Hatay'ın Defne ilçesi Turunçlu Mahallesi'nde yaşayan sınıf öğretmeni Mesut Ağlamış, Kahramanmaraş'ın Pazarcık ilçesinde 6 Şubat'ta meydana gelen 7.7 büyüklüğündeki depreme, Toprak Apartmanı'nın 2'nci katındaki dairesinde tek başına yakalandı. Evdeki duvarın üzerine yıkılmasıyla uyanan Ağlamış, ağır hasar alan binadan çıkıp, Saraykent Mahallesi'ndeki eski eşi Neriman Kalkan (39) ile oğlu Deniz Ağlamış'ın (8) yanına koştu.

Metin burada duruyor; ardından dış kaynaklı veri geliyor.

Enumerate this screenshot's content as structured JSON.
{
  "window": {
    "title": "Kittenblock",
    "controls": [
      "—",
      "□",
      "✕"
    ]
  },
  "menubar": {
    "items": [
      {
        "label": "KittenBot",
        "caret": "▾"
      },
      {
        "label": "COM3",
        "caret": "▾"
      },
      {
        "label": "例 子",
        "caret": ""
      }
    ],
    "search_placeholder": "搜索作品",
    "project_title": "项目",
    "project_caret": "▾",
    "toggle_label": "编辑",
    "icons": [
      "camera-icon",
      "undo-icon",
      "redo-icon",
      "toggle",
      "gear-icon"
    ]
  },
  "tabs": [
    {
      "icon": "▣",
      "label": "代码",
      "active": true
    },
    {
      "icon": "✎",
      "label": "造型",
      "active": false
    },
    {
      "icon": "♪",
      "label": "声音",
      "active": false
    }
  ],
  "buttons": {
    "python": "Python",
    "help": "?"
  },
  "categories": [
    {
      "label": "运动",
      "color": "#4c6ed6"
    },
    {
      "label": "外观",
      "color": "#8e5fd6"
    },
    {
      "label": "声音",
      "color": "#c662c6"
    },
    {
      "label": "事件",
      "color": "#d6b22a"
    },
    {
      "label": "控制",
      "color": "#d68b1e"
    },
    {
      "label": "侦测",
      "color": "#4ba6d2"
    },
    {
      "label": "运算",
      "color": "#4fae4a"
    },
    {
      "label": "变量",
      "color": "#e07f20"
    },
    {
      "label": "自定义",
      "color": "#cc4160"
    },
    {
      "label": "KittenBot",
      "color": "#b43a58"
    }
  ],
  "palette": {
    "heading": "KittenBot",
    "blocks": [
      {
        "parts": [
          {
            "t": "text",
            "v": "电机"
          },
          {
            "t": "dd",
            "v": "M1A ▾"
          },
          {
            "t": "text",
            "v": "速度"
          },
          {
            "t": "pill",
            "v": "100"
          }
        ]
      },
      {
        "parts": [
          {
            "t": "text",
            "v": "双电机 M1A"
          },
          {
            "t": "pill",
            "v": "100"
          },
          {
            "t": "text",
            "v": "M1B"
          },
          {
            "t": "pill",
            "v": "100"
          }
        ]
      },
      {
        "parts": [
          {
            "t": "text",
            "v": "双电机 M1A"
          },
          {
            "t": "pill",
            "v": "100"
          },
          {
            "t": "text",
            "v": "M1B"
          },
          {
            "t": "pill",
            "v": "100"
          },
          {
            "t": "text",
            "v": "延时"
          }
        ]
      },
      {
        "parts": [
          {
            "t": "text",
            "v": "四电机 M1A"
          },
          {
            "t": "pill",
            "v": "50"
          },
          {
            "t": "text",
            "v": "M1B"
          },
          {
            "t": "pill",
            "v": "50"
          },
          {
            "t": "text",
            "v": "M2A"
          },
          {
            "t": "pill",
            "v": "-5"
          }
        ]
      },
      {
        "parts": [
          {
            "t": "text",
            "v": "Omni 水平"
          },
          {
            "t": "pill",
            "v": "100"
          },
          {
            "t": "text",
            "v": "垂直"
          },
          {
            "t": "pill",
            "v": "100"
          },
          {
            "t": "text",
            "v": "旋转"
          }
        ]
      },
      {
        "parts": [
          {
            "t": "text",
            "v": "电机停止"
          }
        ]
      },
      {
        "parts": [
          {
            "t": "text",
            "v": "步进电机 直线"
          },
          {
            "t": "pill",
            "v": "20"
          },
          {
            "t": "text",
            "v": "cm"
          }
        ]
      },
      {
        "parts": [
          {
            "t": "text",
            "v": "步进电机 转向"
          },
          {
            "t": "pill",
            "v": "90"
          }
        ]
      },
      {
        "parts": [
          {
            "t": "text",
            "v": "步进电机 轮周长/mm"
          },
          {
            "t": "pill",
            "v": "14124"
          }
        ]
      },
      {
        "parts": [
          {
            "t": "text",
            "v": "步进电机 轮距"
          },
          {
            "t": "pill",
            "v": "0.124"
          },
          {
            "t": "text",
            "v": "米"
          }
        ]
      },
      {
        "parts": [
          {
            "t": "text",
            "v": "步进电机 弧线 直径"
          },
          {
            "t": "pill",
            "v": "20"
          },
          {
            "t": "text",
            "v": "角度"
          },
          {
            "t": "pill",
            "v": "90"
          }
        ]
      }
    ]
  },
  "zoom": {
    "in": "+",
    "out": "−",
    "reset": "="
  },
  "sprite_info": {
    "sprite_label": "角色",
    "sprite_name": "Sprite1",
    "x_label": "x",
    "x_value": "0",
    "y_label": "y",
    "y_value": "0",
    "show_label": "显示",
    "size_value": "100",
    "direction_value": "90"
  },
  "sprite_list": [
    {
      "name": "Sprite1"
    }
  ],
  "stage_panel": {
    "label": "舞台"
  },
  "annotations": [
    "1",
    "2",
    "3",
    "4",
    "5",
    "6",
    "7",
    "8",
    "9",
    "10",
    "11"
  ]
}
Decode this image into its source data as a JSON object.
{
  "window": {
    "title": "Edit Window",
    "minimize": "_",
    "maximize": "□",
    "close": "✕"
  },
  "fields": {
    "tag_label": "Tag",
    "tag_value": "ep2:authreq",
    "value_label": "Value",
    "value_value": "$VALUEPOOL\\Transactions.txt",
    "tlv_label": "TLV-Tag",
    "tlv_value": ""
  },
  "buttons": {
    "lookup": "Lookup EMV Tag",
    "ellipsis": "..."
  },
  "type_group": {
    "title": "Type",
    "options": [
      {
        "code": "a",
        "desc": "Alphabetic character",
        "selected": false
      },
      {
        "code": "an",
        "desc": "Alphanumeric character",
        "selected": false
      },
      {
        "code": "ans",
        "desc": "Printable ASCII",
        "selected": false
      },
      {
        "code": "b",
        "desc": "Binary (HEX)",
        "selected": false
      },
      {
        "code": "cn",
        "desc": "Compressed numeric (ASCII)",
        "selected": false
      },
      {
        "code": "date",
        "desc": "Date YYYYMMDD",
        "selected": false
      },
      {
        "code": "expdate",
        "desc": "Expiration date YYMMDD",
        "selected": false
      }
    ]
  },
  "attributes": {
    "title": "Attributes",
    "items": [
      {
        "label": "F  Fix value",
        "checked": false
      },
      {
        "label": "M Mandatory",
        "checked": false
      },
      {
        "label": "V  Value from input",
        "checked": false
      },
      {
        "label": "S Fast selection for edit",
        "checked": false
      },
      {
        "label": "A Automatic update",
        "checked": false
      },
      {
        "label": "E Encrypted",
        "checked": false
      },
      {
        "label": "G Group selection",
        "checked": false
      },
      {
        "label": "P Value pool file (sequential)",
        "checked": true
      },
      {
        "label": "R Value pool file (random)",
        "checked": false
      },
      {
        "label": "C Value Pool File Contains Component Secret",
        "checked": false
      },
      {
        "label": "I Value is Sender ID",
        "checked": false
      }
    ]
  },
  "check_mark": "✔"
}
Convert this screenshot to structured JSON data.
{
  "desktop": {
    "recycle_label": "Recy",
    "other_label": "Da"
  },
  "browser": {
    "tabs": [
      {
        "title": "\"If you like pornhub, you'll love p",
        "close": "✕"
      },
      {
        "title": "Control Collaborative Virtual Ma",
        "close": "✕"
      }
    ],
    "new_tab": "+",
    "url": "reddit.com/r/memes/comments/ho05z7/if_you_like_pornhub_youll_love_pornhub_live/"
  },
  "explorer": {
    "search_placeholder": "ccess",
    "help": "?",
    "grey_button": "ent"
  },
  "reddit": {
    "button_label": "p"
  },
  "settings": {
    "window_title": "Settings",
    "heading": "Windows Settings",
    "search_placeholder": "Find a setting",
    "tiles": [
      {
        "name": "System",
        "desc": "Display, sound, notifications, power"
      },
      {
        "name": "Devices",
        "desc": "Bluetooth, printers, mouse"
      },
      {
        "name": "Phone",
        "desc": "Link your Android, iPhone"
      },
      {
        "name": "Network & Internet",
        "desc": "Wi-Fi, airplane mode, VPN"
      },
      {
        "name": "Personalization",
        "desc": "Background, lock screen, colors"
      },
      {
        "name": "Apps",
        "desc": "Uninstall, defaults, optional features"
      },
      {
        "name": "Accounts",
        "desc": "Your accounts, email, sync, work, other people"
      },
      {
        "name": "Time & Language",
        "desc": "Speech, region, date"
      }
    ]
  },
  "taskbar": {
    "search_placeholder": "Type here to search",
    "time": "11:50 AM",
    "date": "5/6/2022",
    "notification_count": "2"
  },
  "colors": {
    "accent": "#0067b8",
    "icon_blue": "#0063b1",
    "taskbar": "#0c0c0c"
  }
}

Eski eşiyle oğlunu otomobille Adana'ya götüren Ağlamış, kente geri dönüp, gönüllü olarak yardım faaliyetlerine katıldı.
BUZDOLABINI BAĞIŞLADI
Oğlunun okul kaydı için Adana'ya giden Ağlamış, 9 Nisan'da yeniden dönüp, evinin bulunduğu sokağa gitti. Buzdolabının apartman girişinde olduğunu gören Ağlamış, durumdan şüphelenip kendi dairesine çıktı. Çelik kapısının yerinden söküldüğünü gören Ağlamış, çamaşır makinesi, kombi, ankastre fırın ve ocak, koltuklar ve fotokopi makinesinin çalındığını fark etti. Polis merkezine gidip şikayetçi olan Ağlamış, buzdolabını da yardım faaliyeti yürüten bir merkeze bağışladı.
'UMUTLARIMIZI SÖNDÜRÜYOR'
Ağır hasarlı binalara girişin tehlikeli ve yasak olmasından dolayı evine girmediğini anlatan Ağlamış, "Çelik kapımın komple söküldüğünü gördüm. Eve girdiğimde ise kullanılabilecek tüm eşyalar çalınmış ve yağmalanmıştı. Eşyaların maddi değerinden ziyade; anılarımla dolu bir evim vardı. Öğrencilerimin bana hediye ettiği eşyalar, oğlumla birlikte yaptığım resimler vardı. Onların hepsini, geçmişimle olan bağımı kaybettim. Çalınan eşyalarım için polise giderek, şikayetçi oldum. Bir sonuç çıksa bile buradaki tahribat, daha çok manevi, benim için. Biz burada insanlara yardım edip, yaralarımızı sarmaya çalışırken bunların olması çok üzücü. Çirkin insanlarla karşılaşmak, umutlarımızı söndürüyor" diye konuştu.
HIRSIZLARA SESLENDİ
Evindeki eşyaları çalan hırsızlara seslenen Ağlamış, "Madem böyle bir enkazın içinden eşya çalmayı başarabiliyorsunuz, keşke enkazda kalan canlarımızı da kurtarmak için çabalasaydınız. Lütfen eşyalarımı getirin. Gelen eşyalarımı da bağışlayacağım. Bu kötü günleri, birbirimizin yaralarını sararak atlatabiliriz. Bu durumda ölenler mi kurtuldu, kurtulanlar mı öldü?" dedi.